"He is the grandfather of parenting classes," said Nancy Anderson, program director of San Juan Parenting Education, of Fay. "He was a principal for a really long time and saw parents trying to over-control their kids and rescue them at the same time. They would lecture the kids for not getting things done, then run their homework over to the school so they didn't see any consequence. He encourages parents to give their kids the freedom to make mistakes and allow them to experience the consequences. To get out of the lecture-yell-rescue cycle."
Fay will give a two-hour talk titled Creating a Stress Free Home next Friday, Jan. 14, at the Palm Theatre, 5:30-7:30 p.m. The lecture is geared toward parents of children of all ages, as well as teachers.
Fay has over thirty years experience in education as a teacher, principal and administrator, and twenty years experience as a speaker and consultant on parenting and positive discipline. He is the co-author of the bestseller Parenting With Love and Logic and co-founder of the Love and Logic Institute in Golden, Colo.
Anderson, a licensed professional counselor with a master's in counseling psychology, became involved with the Love and Logic philosophy last year.
"Library director Robin Magee, came to me with a local parent last January and asked if I would be interested in teaching a parenting class," said Anderson. "They were familiar with the Love and Logic series, and I liked the material." Anderson has been working with families and parents for some time and found teaching the classes to be a natural fit. "The library purchased training programs and materials to enable somebody who knew about parenting to teach the classes." The classes, offered in conjunction with the library last year, were very well attended and Anderson found the principles to be very helpful to her own family. She decided to continue to teach the Love and Logic-based parenting classes both in Telluride and Norwood.

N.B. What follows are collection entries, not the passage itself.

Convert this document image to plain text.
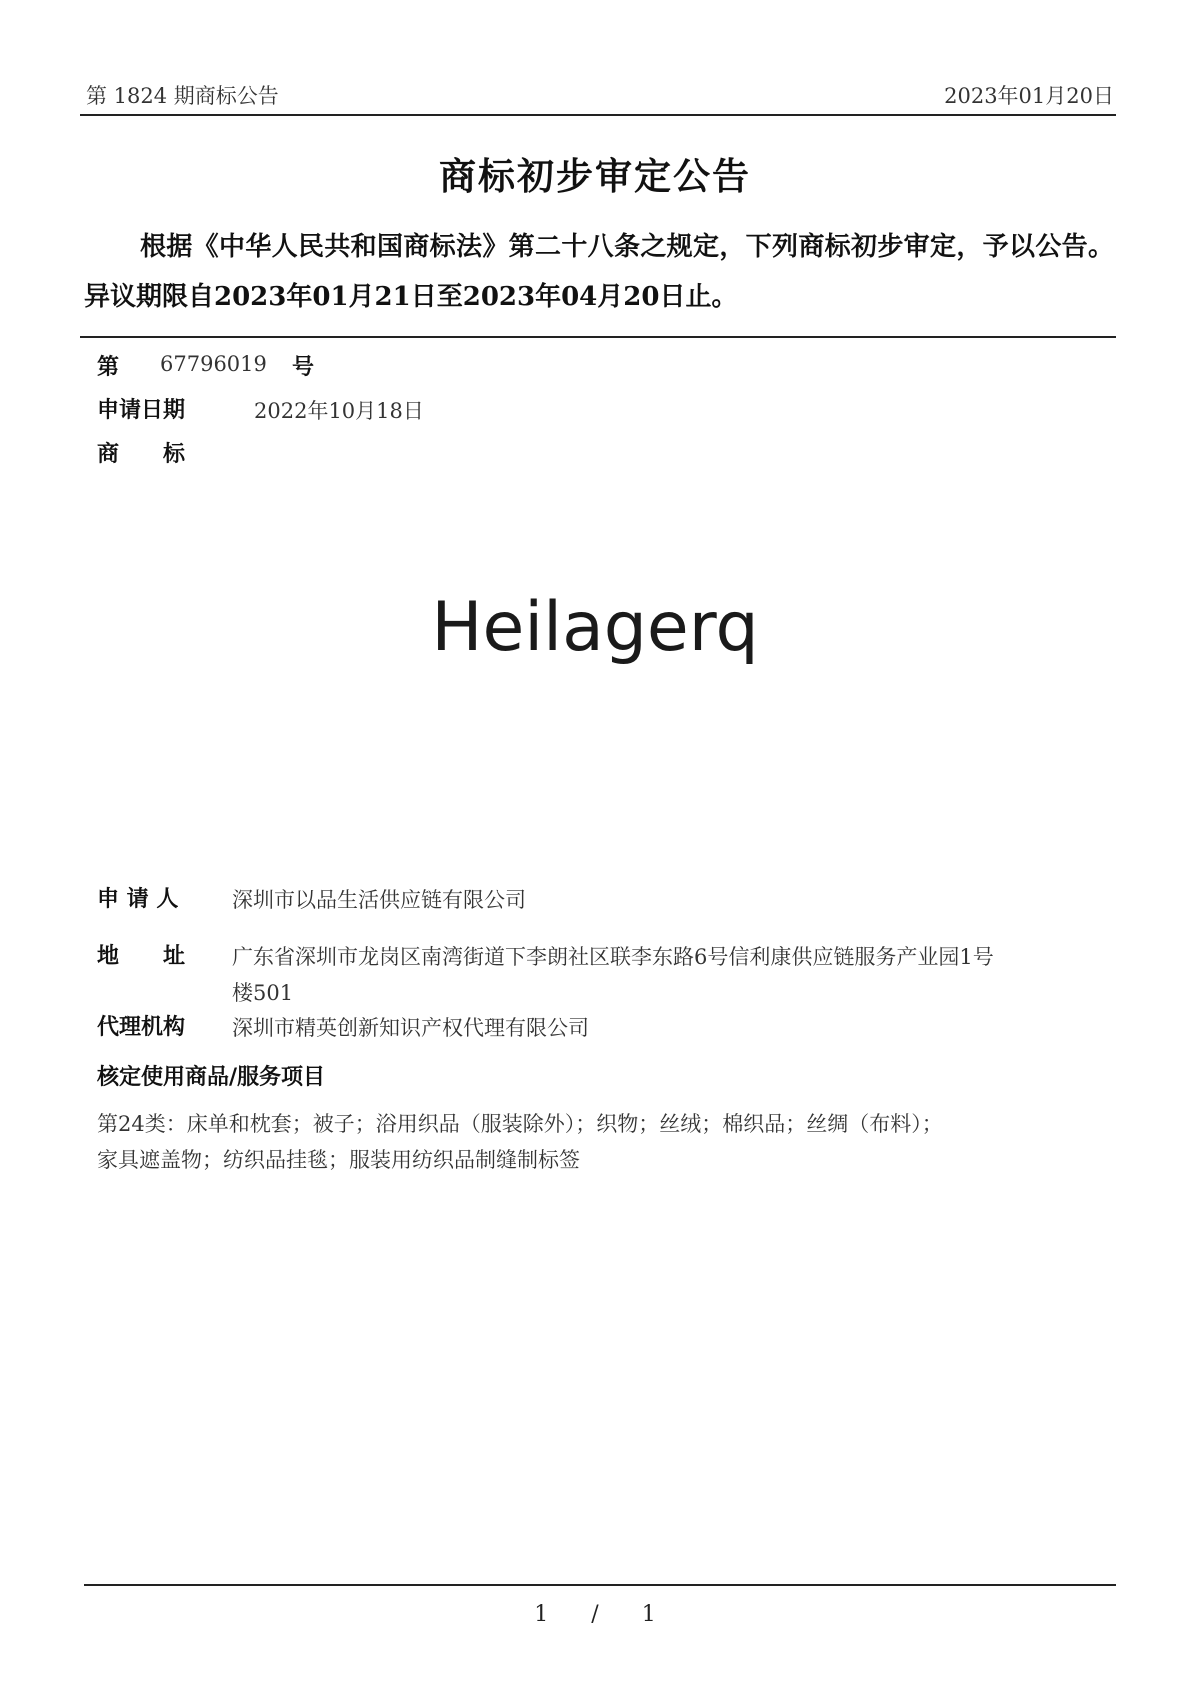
第 1824 期商标公告	2023年01月20日
商标初步审定公告
根据《中华人民共和国商标法》第二十八条之规定，下列商标初步审定，予以公告。异议期限自2023年01月21日至2023年04月20日止。
第 67796019 号
申请日期	2022年10月18日
商　　标
Heilagerq
申 请 人	深圳市以品生活供应链有限公司
地　　址 广东省深圳市龙岗区南湾街道下李朗社区联李东路6号信利康供应链服务产业园1号
楼501
代理机构 深圳市精英创新知识产权代理有限公司
核定使用商品/服务项目
第24类：床单和枕套；被子；浴用织品（服装除外）；织物；丝绒；棉织品；丝绸（布料）；
家具遮盖物；纺织品挂毯；服装用纺织品制缝制标签
1 / 1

"There are three or four key principles to the Love and Logic philosophy," said Anderson, with one of the most important being a consistency of consequences. "It's almost impossible not to be administering some sort of consequence for a child's misbehavior, and often it comes across as anger. Rather than learning from their actions, they are mad at you and think you're mean. It's important for them to figure out the consequences for their actions."
Another important principle is for parents to support their children in making their own choices and decisions whenever possible. "Often we as parents become over concerned about problems that really are a child's to solve," explained Anderson. "For example, problems with peers or getting homework done. If we start lecturing and have so much concern, they often become under-concerned. We need to come up with strategies so they understand they will experience consequences for their actions."

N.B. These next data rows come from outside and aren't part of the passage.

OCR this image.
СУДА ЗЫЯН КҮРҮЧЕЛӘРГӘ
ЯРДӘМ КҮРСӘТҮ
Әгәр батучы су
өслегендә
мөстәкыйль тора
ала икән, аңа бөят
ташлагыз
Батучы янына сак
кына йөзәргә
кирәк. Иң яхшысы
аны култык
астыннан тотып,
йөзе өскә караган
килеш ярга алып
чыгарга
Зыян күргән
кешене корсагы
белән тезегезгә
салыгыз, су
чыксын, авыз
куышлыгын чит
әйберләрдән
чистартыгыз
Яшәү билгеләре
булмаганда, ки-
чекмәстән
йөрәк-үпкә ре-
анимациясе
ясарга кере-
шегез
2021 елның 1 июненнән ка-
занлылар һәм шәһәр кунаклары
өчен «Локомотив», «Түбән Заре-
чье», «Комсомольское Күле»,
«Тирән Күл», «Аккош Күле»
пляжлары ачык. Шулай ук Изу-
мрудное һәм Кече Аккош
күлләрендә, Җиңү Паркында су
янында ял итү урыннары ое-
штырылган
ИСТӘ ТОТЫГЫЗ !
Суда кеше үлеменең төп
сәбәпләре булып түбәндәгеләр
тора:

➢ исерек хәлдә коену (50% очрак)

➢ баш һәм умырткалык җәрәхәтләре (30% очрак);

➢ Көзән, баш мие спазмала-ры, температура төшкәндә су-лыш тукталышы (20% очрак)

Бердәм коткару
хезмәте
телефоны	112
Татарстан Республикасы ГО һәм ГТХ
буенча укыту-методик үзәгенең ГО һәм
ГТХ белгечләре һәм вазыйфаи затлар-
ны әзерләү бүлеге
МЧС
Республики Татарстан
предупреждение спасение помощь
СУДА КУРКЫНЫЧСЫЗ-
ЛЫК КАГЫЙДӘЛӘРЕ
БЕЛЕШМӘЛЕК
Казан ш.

Showing empathy while enforcing consequences or supporting kids to make their own decisions is a third principle of Love and Logic. "We need to do it in a way that sincerely relates to the consequences they face," said Anderson.
"It's also important for parents to share control with our kids about things we can afford to share control with, and maintain strict control for bigger things," said Anderson.
Anderson stressed that Love and Logic is not just for parents in trouble. "I don't know any parents that don't need help," said Anderson, and some are simply "frustrated with the overall tone in the household. Any parent that would like the tone to be more even keeled can benefit from this talk."
Anderson admits she has learned a lot from teaching the classes as well. "When I am most aware that I need to stop and take stock of the situation is when I've repeated something seven times," said Anderson. "After seven times, it's obvious there is no consequence. I have to look at how I can step back and enforce something rather than lecture. Fay has a lot of creative ideas on enforcing."
Fay's talk will kick off the next series of parenting classes offered by Anderson's San Juan Parenting Education. "We tried to get him last year to speak before our first series, but his first opening wasn't until January 2005," said Anderson. "He is in demand."
The next parenting course starts, Tuesday, Feb. 1, and runs for seven consecutive Tuesdays. The first session is on creating a strong bond of attachment with your child; the second is on positive communication; and the last five follow the Love and Logic philosophy. "I call this our 'General Parenting' series," said Anderson. "It's geared to parents of kids of all ages."